As the number of messages vary across nodes, we need an operation that works for any number.
Hence, the usual way to go is to sum or take the mean.
Given the previous features of nodes $H^{(l)}$, the GCN layer is defined as follows:

$$H^{(l+1)} = \sigma\left(\hat{D}^{-1/2}\hat{A}\hat{D}^{-1/2}H^{(l)}W^{(l)}\right)$$

$W^{(l)}$ is the weight parameters with which we transform the input features into messages ($H^{(l)}W^{(l)}$).
To the adjacency matrix $A$ we add the identity matrix so that each node sends its own message also to itself:
$\hat{A}=A+I$.
Finally, to take the average instead of summing, we calculate the matrix $\hat{D}$ which is a diagonal
matrix with $D_{ii}$ denoting the number of neighbors node $i$ has.
$\sigma$ represents an arbitrary activation function, and not necessarily the sigmoid (usually a ReLU-based
activation function is used in GNNs).

In [None]:
class GCN(nn.Module):
    ''' Graph Convolutional Network
        https://docs.dgl.ai/en/0.4.x/tutorials/basics/4_batch.html#graph-classification-tutorial
        https://docs.dgl.ai/en/0.4.x/tutorials/models/1_gnn/1_gcn.html
    '''
    def __init__(self, in_dim, hidden_dim, out_feats):
        super(GCN, self).__init__()
        self.conv1 = GraphConv(in_dim, hidden_dim)
        self.conv2 = GraphConv(hidden_dim, hidden_dim)
        self.conv3 = GraphConv(hidden_dim, out_feats)
        self.bn1 = nn.BatchNorm1d(num_features=hidden_dim)
        self.bn2 = nn.BatchNorm1d(num_features=hidden_dim)
        self.bn3 = nn.BatchNorm1d(num_features=out_feats)

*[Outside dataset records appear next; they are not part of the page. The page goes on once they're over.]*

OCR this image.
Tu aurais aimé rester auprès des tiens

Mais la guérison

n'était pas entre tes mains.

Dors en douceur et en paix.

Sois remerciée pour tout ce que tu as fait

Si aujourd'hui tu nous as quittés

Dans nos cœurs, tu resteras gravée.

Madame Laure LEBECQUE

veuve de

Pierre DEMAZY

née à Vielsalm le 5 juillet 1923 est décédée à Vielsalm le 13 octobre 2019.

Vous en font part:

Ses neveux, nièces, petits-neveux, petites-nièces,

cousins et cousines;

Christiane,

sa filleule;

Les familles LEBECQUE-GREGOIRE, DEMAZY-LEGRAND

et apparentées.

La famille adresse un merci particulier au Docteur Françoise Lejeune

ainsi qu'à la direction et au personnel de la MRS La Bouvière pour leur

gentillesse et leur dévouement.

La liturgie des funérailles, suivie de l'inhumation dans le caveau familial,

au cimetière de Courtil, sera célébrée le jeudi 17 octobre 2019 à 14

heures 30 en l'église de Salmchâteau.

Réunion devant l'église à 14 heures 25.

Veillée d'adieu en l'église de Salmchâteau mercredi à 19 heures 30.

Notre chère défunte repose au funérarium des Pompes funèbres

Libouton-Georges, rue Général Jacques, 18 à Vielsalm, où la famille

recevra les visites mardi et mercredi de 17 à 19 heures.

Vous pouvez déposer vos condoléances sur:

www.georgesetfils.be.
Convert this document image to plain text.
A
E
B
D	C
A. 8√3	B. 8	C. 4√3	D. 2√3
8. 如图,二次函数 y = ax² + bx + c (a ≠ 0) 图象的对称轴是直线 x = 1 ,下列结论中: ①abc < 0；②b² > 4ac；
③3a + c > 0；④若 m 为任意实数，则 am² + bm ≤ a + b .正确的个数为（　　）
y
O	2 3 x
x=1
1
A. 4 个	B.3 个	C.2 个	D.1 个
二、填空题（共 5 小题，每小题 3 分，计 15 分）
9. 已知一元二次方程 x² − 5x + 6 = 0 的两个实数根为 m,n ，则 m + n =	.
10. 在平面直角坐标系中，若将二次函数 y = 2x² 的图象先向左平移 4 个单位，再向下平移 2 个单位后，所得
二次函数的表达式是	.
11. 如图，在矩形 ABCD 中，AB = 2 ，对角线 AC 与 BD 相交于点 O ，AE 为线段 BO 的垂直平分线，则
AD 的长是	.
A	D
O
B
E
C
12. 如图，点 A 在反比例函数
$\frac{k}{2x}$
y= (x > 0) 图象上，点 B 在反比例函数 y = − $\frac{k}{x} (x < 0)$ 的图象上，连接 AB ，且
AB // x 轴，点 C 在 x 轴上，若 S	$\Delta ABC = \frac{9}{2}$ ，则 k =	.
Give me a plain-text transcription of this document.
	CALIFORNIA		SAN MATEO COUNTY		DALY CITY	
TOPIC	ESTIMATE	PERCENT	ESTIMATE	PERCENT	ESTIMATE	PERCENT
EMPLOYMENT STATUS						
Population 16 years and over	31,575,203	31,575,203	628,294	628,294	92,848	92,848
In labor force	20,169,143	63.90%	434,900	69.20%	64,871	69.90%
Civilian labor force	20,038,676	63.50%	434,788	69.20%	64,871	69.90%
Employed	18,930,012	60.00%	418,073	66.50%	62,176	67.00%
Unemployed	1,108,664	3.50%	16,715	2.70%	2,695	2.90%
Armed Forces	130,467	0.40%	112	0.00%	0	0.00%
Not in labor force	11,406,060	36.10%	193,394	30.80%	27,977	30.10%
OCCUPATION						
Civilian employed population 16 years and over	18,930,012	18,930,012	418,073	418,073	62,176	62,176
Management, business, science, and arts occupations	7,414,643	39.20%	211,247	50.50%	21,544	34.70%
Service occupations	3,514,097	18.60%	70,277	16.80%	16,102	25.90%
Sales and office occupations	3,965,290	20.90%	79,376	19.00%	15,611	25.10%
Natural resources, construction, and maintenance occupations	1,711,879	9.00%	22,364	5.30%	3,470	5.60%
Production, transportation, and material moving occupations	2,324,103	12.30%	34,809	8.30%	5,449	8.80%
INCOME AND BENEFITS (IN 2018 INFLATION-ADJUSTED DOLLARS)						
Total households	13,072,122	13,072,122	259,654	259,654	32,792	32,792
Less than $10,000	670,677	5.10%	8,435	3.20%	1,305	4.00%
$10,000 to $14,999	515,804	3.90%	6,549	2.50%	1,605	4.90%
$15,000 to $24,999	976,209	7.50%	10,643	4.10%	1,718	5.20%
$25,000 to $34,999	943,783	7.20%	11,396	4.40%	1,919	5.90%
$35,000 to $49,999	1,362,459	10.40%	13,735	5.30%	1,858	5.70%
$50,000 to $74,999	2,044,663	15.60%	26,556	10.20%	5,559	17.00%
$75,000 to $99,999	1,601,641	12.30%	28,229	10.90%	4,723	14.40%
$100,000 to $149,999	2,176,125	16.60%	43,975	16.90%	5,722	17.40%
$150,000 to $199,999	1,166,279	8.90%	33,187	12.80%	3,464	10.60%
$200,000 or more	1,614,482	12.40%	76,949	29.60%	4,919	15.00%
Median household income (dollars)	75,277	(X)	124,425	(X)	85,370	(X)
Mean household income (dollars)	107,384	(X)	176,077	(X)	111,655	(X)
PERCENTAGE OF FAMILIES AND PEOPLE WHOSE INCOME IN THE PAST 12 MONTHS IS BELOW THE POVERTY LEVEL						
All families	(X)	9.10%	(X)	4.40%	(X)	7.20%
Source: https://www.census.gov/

    def forward(self, graph, h):
        # Use node degree as the initial node feature. For undirected graphs, the in-degree
        # is the same as the out_degree.
        # h = graph.in_degrees().view(-1, 1).float()
        # Perform graph convolution and activation function.
        h = F.relu(self.bn1(self.conv1(graph, h)))
        h = F.relu(self.bn2(self.conv2(graph, h)))
        h = F.relu(self.bn3(self.conv3(graph, h)))
        graph.ndata['tmp_feature'] = h
        h = dgl.mean_nodes(graph, 'tmp_feature')
        # Calculate graph representation by averaging all the node representations.
        h = torch.sigmoid(h)
        h = (h-0.5) * 2
        return h

In [None]:
class EarlyStopping:
    """Early stops the training if validation loss doesn't improve after a given patience."""
    def __init__(self, patience=7, verbose=False, delta=0, path='checkpoint.pt', trace_func=print):
        """
        Args:
            patience (int): How long to wait after last time validation loss improved.
                            Default: 7
            verbose (bool): If True, prints a message for each validation loss improvement. 
                            Default: False
            delta (float): Minimum change in the monitored quantity to qualify as an improvement.
                            Default: 0
            path (str): Path for the checkpoint to be saved to.
                            Default: 'checkpoint.pt'
            trace_func (function): trace print function.
                            Default: print            
        """
        self.patience = patience
        self.verbose = verbose
        self.counter = 0
        self.best_score = None
        self.early_stop = False
        self.val_loss_min = np.Inf
        self.delta = delta
        self.path = path
        self.trace_func = trace_func
    def __call__(self, val_loss, model):

        score = -val_loss

        if self.best_score is None:
            self.best_score = score
            self.save_checkpoint(val_loss, model)
        elif score < self.best_score + self.delta:
            self.counter += 1
            if self.verbose:
                self.trace_func(f'EarlyStopping counter: {self.counter} out of {self.patience}')
            if self.counter >= self.patience:
                self.early_stop = True
        else:
            self.best_score = score
            self.save_checkpoint(val_loss, model)
            self.counter = 0

    def save_checkpoint(self, val_loss, model):
        '''Saves model when validation loss decrease.'''
        if self.verbose:
            self.trace_func(f'Validation loss decreased ({self.val_loss_min:.6f} --> {val_loss:.6f}).  Saving model ...')
        torch.save(model.state_dict(), self.path)
        self.val_loss_min = val_loss



In [None]:
# define training loop
def train(model, optimizer, epochs=100, loss_func=nn.MSELoss()):
  epoch_losses = {'train': [], 'val': []}
  for epoch in range(epochs):
      train_loss = 0
      for ibatch, (batched_graph, labels) in enumerate(train_dataloader):
          node_features = batched_graph.ndata['feature']
          pred = model(batched_graph, node_features.float())
          loss = loss_func(pred, labels.float())
          optimizer.zero_grad()
          loss.backward()
          optimizer.step()

          train_loss += loss.detach().item()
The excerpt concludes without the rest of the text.